2.     1997年世界結核デーへの各国の取り組みと評価

3.    1998年の展望(全員討論)

4.     さまざまな結核問題(結核と女性、結核と難民、結核と開発)

5.    DOTS戦略(シンポジウム−中国とチリ、南アフリカ、ネパール)

6.    募金活動(シンポジウム−オランダKNCV(王立オランダ結核対策同盟は、このいかめしい名称とは別にもっと軽く響く「オランダ結核基金」(NTF)を設立した)、ドイツ救らい協会、米国CDC(募金よりは結核関連団体の連帯)

7.    アドボカシーと広報の戦略−沈黙は最大の敵−(シンポジウム−アムネスティのPR活動−正当なノイズを作る−ほか)

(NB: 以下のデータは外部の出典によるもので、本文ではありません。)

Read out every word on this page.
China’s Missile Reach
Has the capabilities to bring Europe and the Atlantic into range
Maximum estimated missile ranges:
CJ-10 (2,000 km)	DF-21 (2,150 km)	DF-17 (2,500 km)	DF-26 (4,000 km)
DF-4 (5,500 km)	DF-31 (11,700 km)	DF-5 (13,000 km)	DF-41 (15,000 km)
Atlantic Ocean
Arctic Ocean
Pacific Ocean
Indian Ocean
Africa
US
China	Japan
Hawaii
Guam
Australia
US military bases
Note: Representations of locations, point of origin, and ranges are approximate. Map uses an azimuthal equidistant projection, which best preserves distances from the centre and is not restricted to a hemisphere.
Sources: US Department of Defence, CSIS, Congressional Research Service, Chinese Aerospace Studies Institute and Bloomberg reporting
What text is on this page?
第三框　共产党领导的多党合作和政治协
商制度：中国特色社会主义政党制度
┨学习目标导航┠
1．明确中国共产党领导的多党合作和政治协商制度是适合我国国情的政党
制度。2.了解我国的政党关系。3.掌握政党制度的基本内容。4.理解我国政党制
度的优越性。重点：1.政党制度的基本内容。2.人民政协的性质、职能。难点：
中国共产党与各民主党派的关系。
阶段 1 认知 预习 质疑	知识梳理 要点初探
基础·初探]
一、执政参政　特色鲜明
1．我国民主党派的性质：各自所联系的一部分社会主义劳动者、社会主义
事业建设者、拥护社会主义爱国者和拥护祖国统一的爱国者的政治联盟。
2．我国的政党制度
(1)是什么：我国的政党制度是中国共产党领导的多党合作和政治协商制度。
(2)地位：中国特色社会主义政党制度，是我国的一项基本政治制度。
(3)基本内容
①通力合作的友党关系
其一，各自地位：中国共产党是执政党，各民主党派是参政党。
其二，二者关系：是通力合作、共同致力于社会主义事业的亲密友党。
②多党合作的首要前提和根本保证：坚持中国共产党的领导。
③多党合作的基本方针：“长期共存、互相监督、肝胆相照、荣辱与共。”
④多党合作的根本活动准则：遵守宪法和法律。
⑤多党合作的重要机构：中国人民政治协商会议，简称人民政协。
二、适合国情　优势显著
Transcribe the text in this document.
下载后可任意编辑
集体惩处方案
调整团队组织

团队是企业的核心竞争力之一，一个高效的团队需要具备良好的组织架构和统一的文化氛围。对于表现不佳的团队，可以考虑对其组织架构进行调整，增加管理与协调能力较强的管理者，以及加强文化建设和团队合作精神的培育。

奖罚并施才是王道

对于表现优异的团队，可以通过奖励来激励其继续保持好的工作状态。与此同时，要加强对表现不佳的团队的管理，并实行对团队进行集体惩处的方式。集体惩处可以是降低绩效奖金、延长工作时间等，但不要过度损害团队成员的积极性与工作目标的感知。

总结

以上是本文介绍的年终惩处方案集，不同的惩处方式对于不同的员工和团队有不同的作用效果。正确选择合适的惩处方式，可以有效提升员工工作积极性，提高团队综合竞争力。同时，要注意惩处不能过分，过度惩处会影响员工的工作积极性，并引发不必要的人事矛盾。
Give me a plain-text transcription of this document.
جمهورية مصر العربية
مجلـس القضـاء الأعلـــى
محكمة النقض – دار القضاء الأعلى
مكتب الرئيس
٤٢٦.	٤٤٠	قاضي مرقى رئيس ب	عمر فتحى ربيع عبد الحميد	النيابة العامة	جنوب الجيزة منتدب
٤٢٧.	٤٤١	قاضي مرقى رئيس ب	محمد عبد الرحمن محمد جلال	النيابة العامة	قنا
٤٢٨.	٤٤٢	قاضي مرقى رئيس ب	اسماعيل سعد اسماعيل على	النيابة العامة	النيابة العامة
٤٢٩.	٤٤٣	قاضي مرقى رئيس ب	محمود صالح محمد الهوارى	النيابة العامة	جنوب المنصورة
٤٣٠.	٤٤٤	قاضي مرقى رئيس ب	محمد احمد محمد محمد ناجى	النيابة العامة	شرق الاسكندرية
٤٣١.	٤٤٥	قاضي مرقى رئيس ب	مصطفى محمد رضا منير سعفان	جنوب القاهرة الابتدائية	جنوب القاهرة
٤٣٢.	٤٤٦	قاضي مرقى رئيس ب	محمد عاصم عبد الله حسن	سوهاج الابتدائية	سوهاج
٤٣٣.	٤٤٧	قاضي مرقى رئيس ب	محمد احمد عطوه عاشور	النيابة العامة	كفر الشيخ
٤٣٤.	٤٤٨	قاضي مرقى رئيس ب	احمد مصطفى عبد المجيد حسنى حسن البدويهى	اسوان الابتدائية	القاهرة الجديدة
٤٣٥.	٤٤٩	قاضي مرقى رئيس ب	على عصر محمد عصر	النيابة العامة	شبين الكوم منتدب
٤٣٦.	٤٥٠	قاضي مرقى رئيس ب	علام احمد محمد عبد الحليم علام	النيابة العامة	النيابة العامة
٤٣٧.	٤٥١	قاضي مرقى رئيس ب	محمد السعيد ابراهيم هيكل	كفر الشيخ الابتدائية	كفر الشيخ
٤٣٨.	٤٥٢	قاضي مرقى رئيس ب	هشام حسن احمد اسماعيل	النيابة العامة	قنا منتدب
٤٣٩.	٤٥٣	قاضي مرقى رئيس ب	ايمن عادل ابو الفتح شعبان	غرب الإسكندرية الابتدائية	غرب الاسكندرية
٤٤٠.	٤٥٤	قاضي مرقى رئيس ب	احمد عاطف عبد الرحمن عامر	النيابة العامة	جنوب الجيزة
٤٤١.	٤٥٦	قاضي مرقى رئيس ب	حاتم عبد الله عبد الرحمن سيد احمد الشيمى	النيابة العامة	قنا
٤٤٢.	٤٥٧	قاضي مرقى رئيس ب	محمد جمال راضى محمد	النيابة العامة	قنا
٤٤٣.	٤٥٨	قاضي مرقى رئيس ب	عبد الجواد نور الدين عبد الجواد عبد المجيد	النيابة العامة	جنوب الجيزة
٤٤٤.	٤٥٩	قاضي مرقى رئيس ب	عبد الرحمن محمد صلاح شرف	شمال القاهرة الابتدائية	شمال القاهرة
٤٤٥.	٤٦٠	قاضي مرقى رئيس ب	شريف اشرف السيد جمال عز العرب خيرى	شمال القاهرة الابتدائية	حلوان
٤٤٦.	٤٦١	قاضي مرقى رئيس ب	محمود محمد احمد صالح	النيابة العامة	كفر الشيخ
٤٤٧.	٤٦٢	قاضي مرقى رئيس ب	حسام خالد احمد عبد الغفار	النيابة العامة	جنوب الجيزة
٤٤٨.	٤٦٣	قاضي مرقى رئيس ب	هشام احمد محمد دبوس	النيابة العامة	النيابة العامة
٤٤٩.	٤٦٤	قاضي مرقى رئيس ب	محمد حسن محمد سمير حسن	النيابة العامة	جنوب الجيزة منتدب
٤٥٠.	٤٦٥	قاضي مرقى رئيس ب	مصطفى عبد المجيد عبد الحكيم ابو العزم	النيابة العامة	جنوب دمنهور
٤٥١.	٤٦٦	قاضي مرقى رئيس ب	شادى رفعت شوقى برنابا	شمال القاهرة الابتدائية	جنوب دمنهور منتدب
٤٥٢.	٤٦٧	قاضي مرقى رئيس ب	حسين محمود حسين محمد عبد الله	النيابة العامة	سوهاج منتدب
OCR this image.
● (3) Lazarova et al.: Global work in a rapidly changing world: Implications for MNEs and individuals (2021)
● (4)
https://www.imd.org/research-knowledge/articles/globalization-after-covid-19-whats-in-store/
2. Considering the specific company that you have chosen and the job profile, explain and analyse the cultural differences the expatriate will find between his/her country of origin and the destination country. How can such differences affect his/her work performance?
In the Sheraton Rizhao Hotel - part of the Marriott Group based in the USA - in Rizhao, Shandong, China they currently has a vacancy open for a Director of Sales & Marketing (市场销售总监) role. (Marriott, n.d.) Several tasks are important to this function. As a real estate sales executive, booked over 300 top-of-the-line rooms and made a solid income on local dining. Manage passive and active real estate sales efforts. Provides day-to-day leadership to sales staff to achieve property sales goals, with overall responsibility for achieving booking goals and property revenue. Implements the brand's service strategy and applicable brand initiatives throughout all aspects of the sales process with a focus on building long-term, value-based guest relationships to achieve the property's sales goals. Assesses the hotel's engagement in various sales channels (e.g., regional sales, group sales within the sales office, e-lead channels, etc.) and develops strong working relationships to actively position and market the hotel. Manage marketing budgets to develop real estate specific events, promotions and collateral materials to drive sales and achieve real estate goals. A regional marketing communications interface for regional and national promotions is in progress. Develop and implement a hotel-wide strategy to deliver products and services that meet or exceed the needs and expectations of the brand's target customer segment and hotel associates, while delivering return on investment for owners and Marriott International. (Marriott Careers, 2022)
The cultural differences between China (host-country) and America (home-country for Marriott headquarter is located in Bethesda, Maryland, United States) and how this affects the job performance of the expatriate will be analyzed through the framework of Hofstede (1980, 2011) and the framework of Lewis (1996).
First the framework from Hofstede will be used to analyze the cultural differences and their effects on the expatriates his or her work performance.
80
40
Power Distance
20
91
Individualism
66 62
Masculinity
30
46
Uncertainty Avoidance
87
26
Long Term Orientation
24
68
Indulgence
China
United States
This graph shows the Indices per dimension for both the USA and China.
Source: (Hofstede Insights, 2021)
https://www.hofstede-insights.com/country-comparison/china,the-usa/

 3日目のブレーンストーミングで出された世界結核デーの広報事業のアイデアをいくつか。●スポーツ大会を開催、スタジアムで5万人が一斉に咳をする●広場で10秒ごとに1人が倒れる(結核死の発生を示す)●エイズの赤いリボンのようなシンボルを作る(赤いハンカチなど)●DOTSを採用せず薬剤耐性結核を作る医師を裁判にかける●結核にたおれた詩人、作家、作曲家などの特集号を編集、音楽会も開催●結核菌の顕微鏡像をあしらったネクタイを作る●スピルバーグの新作映画「Thoracic(胸部の) Park」の広告を。